By: ameer@trustedteam.com

Almost two-thirds of brokers want more Consumer Duty information from financial providers, with the guidance set to launch at the end of the month, data from Hodge shows.  

The specialist lender’s poll finds that 61% of brokers still want more advice from finance houses about approaches to the Financial Conduct Authority’s new rules on dealing with customers, which come into effect on 31 July.  

The FCA’s new guidance applies to all of the UK’s 60,000 regulated financial firms, including the mortgage industry’s roughly 100 lenders and 18,000 brokers and broker firms.      

The regulator says the aim of the wide-ranging guidance is to set out “higher and clearer standards of consumer protection across financial services”.     

The lender’s survey contacted 150 brokers to ask how ready the intermediary market is for the change in regulation.  

Nearly half of brokers, or 49%, said they didn’t think the new rules would change the products and services they offered.  

But 25% say it will change the way they work, while 4% of intermediaries say they had employed an expert advisor to help with products that are new to them.  

To come to terms with the new guidelines, 75% of brokers have learnt about them by reading reports, while 59% have also enrolled on continuing professional development courses, and 50% have attended or are attending webinars to learn more about the rules.  

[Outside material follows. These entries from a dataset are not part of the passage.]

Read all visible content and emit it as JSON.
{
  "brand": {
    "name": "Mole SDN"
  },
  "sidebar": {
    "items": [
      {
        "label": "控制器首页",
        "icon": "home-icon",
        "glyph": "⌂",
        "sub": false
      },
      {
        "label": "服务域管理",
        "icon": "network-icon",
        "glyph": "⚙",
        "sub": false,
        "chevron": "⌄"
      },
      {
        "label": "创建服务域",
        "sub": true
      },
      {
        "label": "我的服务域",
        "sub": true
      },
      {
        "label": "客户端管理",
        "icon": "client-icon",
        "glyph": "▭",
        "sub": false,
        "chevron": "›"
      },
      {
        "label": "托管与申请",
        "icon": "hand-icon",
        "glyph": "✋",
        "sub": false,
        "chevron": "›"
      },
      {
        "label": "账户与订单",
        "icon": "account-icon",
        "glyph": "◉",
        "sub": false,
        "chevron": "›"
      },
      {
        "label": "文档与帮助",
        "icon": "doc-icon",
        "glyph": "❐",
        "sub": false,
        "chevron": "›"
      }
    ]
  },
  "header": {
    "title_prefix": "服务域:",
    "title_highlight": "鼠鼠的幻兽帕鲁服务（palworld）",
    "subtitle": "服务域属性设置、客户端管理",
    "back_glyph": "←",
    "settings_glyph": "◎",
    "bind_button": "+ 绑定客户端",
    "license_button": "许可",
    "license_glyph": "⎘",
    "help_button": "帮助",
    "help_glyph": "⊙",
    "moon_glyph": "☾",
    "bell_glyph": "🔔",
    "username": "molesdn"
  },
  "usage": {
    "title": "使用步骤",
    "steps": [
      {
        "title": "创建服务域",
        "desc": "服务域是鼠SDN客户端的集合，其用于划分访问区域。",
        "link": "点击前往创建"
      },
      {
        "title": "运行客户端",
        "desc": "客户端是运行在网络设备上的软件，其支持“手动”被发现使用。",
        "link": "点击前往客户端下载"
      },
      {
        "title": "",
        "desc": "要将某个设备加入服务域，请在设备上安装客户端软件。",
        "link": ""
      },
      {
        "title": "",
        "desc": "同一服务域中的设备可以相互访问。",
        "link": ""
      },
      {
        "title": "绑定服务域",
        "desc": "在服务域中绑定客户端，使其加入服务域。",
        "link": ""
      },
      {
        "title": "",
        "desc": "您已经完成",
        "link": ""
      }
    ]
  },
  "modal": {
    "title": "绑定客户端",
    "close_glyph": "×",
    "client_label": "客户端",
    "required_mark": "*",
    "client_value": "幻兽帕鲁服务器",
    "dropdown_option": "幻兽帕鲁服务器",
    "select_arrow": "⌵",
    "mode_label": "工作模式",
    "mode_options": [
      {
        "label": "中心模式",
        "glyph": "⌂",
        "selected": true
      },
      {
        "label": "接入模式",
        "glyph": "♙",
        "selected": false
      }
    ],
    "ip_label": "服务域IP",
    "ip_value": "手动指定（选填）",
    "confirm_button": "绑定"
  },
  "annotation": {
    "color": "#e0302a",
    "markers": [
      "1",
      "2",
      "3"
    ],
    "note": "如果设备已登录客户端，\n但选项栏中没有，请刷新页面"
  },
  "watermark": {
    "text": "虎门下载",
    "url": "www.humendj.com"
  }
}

Overall, 86% of intermediaries are confident about their awareness of Consumer Duty, and 73% add that they are “fully prepared” for the guidance.   

Hodge business development director Emma Graham says: “With the Consumer Duty deadline just a few weeks away, it is good to know that our intermediary colleagues feel prepared for these big changes.   

“Many have said to us anecdotally that Consumer Duty just feels like an extension of [the FCA’s] Treating Customers Fairly [principal], while others are concerned about the extra administrative burden Consumer Duty puts upon them, especially those in smaller companies or independent financial advisers.”  

Earlier this year, Hodge launched a Consumer Duty knowledge hub for brokers.